『よくわからないこと』
小野寺 優元
川俣 正〔注①〕は文化教養主義からくる「お飾りとしてのアート」を否定し、自らの作品でWIP(ウィップ:work in progress / 制作途中)という概念を提示しました。制作途中、すなわち未完成の作品こそ、作家がいかに他者と遣り取りしているかを垣間見ることによって、私たちは作家の思考や心の葛藤を如実に知ることができ、観者にとっては制作を止め思考を閉じてしまった完成作品より作品の内奥への導入口を各所に発見できることから、より深く作品と関わることができます。そして、川俣は作品が未完成であることを放置し、他者に対する迷いや悩みを顕わにし、結論を遅延させ、作品がわかりやすい理論に絡め取られないよう「よくわからないこと」を顕在化しました。
私たちは「よくわからないこと」に直面すると、わかりたいという衝動にかられ、戸惑い、苛立ち、そしてあがいても埒が明かないときは、わかりやすい理論へと逃げ込んでしまいがちです。西欧近代合理主義に基づき敷設された日本の教育制度のもとで教育された私たちは、ものごとを論理的に思考し、原理原則に辿りつくことが善であると考えています。したがって「よくわからないこと」に遭遇すると、二項対立の理論を求めたり二元論を設定するなど、ものごとの細部や例外を排除してなんとかわかりやすさへと到達し、満足し、思考を停止させてしまいます。
ここで問題なのは、省略や割愛などによって思考の外に切り捨ててしまったものごとの属性が、そのものだけが備えている固有の価値であったり、そのものの本質に直結する導入口である可能性が大きかったりすることです。そして委細にこだわらず、また批判に耳を傾けない態度は、正面から反論しにくい口当りのよい「正論」を歓迎します。そして、その後の思考停止状態はいずれ社会を停滞させ、さらにそれは権力や宗教に利用されかねない理論となるおそれがあります。
「よくわからないこと」は私たちの思考の領域を拡大し、多様な価値観の存在に気づかせてくれる、捨て去ったり避けて通ったりしてはならない大切な概念です。他者の存在を認め、向き合い、身をあずけながら思考していくと、私たちの思考は自己の思考の外側にある未知の領域へと誘われていきます。志賀 理江子〔注②〕は、3・11大震災の被災地、宮城県名取市北釜地区の海沿いの松林に住み込み、近隣の村人との日常的な交わりの有り様を写真に記録し、《螺施海岸》としてせんだいメディアテークで発表しました。志賀はその体験のなかで、村人たちがよそ者の写真を撮る行為に対し、「なぜ」を問うことがなく、すなわち「よくわからないこと」を共有しながら交われたことが重要だったと述懐しています。村人たちはどこの馬のほねともわからないアーティストの行為を他者と認め、アーティストは村人たちという他者に身をあずけることで自己の領域が解放され、作品が成立したといえます。中村 天風〔注③〕の「怒らず、恐れず、悲しまず」という格言には、自己の価値観に固執してはならず、他者は常に自己と同じ人間としての存在であるという人が人を許容する寛容の精神がその根本にあります。

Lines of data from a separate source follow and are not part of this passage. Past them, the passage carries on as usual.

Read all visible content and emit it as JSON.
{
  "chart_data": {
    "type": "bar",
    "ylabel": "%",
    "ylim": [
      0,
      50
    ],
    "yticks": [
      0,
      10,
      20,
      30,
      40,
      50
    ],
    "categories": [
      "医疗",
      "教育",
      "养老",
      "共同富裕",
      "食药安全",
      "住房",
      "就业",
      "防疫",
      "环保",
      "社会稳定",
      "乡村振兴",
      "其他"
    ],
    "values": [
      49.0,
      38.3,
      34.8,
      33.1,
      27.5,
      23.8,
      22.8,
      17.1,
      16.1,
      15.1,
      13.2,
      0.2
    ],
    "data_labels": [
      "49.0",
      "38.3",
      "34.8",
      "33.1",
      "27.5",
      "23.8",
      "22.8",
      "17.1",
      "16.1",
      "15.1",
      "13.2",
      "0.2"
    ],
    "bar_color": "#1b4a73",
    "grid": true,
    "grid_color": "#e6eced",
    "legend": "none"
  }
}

35億年前の生命誕生以来、長い地球の歴史のなかで幾度も絶滅の危機に瀕しながら多様な種を生み出すことと異なる個が交わる生殖という戦略で新たなDNAを生みだしながら種と生命の持続性を獲得している地球上の生物という存在に照らし、人間という存在も、自己の利害や欲望から離れ、自身の関心の外への思考を投げ出し、勇気をもって「よくわからないこと」に立ち向かい、他者の思考と交雑して多様な価値を共存させることが、社会の持続にとって不可欠な営為だと思います。このことこそが社会における最も大切なアートの役割なのです。
最後になりましたが、「国際野外の表現展2017‐18」の開催にあたり、多大なご支援とご協力を賜りました関係各位に対し、心より感謝申し上げます。
注① 川俣 正:1953年生まれ。アーティスト。2005年横浜トリエンナーレ総合ディレクター。第40回ヴェネチアビエンナーレ、ドクメンタ8,9などに出展。東京芸大教授を経て、フランス国立高等美術学校教授。
注② 志賀 理江子:1980年生まれ。写真家。ロンドン芸術大学チェルシーカレッジ卒業。2010,13あいちトリエンナーレ出展。2012せんだいメディアテークで個展。
注③ 中村 天風:1876年生まれ。思想家,実業家。日本初のヨーガ行者。